With the company's loss declining and new-home orders stabilizing during its fiscal third quarter, D.R. Horton CEO Don Tomnitz told analysts during an earnings call Tuesday that the company was laying off the brakes and reaching for the gas pedal in the back half of the year.
"We are in a position of accelerating our growth," he said.
Driving the growth was an effective retooling of its product, including the launch of its "Freedom" series of homes, which was helping the company better compete for first-time buyers against foreclosures.
One of the biggest indications of this move to ramp up operations was a rise in the number of units under construction. At quarter end, the company counted 10,900 units under construction. Tomnitz said management's target was to keep inventory at about half of forward-projected 12-months closings. However, executive vice president and treasurer Stacey Dwyer noted that the uptick in units under construction also was reflective of some seasonal order trends as well as the expiration of the federal $8,000 first-time home buyer tax credit at the end of November, which is expected to goose demand in the fall.
Analysts asked if the company would increase its spec production in the hopes of capturing some of that anticipated surge in demand for home in the days leading up to the tax credit expiration; specs currently account for 51% of the company's inventory. Tomnitz replied, "No, sir, we are comfortable with our spec levels."
In fact, during its fiscal third quarter, the company cleared a decent amount of its old--anything older than six months--spec inventory. With specs older than six months numbering about 1,000 units, Tomnitz said that's the lowest level of aged inventory the company's had since fiscal year 2007. And by reducing its older inventory, management expected margins to improve.
Tomnitz also said the company's net number of communities will be higher in 2010 than 2009, although he declined to divulge community count.

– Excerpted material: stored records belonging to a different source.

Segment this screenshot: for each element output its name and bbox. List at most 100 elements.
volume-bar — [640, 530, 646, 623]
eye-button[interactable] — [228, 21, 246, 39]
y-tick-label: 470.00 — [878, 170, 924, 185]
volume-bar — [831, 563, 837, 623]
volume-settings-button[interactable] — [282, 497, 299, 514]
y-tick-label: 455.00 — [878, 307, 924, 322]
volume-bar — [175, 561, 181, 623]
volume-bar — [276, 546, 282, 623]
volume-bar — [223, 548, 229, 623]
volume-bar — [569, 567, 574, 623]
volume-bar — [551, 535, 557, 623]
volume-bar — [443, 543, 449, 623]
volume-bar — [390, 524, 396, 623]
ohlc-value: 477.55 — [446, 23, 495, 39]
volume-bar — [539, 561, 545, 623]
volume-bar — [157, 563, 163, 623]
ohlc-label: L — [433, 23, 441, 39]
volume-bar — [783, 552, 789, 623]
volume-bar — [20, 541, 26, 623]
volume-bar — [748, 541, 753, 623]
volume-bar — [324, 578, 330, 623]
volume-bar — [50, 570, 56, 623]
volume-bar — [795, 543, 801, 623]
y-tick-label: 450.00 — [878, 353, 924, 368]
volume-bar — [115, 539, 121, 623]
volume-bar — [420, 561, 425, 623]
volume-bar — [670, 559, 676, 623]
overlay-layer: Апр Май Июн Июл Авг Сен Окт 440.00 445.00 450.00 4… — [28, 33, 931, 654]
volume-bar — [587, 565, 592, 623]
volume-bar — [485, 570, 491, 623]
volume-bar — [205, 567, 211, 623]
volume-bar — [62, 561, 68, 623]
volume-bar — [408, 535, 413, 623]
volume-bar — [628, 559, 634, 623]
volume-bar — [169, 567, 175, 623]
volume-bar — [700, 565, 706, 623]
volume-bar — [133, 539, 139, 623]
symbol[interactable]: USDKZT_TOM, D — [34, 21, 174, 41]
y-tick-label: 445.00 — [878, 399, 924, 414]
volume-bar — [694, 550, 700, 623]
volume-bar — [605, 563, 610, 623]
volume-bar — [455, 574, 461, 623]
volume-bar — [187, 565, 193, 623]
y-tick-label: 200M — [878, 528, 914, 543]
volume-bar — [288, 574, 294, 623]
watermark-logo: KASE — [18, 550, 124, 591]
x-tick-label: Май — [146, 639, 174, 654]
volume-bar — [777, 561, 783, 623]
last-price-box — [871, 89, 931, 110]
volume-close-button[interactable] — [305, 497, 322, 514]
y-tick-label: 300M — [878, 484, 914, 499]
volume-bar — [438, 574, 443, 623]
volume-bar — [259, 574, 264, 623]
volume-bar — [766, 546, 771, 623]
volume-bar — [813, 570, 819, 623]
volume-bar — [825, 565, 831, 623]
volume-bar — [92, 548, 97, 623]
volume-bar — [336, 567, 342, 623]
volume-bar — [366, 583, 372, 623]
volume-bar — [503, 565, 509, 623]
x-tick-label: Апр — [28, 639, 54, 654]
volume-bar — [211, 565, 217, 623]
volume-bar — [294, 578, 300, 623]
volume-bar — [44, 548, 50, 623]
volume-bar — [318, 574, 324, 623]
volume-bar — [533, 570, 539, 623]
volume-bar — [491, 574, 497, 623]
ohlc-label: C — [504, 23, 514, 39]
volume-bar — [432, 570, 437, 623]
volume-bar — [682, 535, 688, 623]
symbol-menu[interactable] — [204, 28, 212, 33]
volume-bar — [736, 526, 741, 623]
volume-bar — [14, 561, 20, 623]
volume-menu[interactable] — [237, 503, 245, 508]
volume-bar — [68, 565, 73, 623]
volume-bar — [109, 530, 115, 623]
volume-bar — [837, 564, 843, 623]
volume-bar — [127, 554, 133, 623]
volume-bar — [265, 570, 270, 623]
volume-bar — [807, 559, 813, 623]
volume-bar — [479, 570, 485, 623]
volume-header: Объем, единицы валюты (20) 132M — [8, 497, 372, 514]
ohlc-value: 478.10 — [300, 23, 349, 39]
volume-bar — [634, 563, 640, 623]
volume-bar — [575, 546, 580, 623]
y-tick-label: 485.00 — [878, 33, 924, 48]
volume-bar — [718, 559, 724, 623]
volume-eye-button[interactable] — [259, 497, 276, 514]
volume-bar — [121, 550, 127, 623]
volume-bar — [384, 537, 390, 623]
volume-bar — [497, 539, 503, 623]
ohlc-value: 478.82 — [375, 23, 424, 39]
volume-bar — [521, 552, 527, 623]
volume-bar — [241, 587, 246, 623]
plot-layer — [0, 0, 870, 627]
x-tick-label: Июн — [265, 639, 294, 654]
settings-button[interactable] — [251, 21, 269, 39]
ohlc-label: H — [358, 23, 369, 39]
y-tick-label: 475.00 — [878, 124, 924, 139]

Although management intends to open more communities in the weeks and months ahead, it's following a conservative strategy to refill its land pipeline. Although the company had earmarked roughly $500 million for land acquisition and development for the year, management said it probably won't spend anywhere near that. To date, the company's spent roughly $225 million, mostly on finished lot acquisitions and takedowns.
Moreover, Tomnitz said management was most interested in lot option deals. During the quarter, the company grew its lots under option by roughly 1,000 from the previous quarter. By focusing on options, management hopes to be able replace lots on a just-in-time basis. "We aren't just going to bank lots for anyone any more," he said.
With all the talk about management accelerating the company's production and at the same time being cautious about spending on land and development, analysts questioned whether the company, with roughly $2 billion in cash on the balance sheet, was overcapitalized.
"Absolutely not," Tomnitz responded. "No one is going to intimidate us into thinking we have too much cash."
Noting that the company recently terminated its revolver, Tomnitz said the cash will need to be used to fuel its planned increase in units under construction, as well as strategic land plays. "We are funding 100% of our lot purchases and construction with cash," he said.